We are reading the Bible through together this year, using the Discipleship Journal Reading Plan published by the Navigators. You can download it free of charge from: https://www.navigators.org/resource/bible-reading-plans/

Today’s 4 readings are: Matthew 17:14-27; Acts 24; Psalm 39. Leviticus 5-7.
Leviticus 7:1 uses a curious phrase about the guilt offering: “It is most holy.” Not just holy, but most holy. What we learn here is that “holiness” may admit of some sort of gradation. We’ve seen this before. In the Tabernacle itself, there is the courtyard, then the holy place and the MOST holy place. All are holy, and yet not all are the same.
Now there is something here of sweet importance to us as Believers. While we are called “holy” now, saints or the sanctified – it is not as though we are yet “most” holy as we will be. But holy nonetheless.
Trying to be holier than we can be in this present life leads to impossible tensions. And it can lead to a crisis of anxiety for many who dearly want to walk as uprightly as they can, and yet find themselves still sinning. Thus many in the perfectionist movements either ending up lying to themselves or others, or bear the mind weakening effects of a mental dissonance that can lead to even greater emotional or mental breaks.
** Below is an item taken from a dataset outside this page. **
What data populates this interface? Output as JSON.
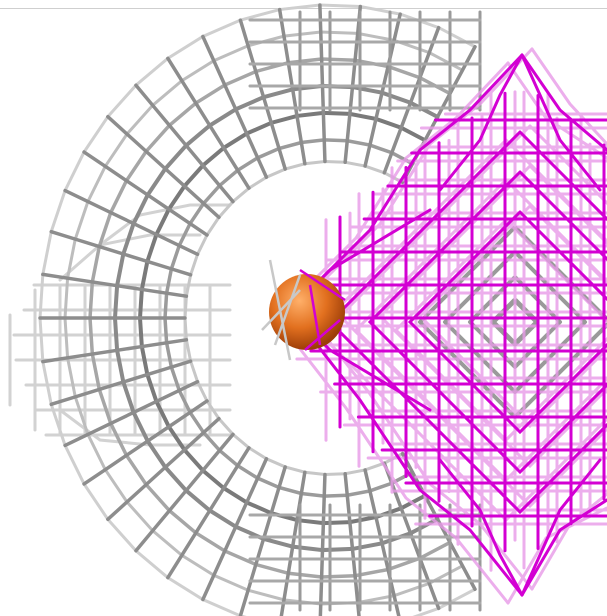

We are not what we were before we came to Christ, wholly sold under sin. And God forbid any of us become comfortable with our sin. But we do need to be comfortable with the reality of sin until the day when in the Resurrection we shall at last be most holy. Yes, sin is to be hated. Yes sin is to be fought. But no, we cannot chase the fool’s gold of imagining a holiness that is not yet ours, and will not be until Jesus returns. We are not what we were before – hallelujah! But neither are we yet what we shall be. And that deserves a hallelujah! as well.
Father, make me as holy as I can be in this life, but remind me that I am not yet glorified, so as to trust completely in Christ as all my righteousness now.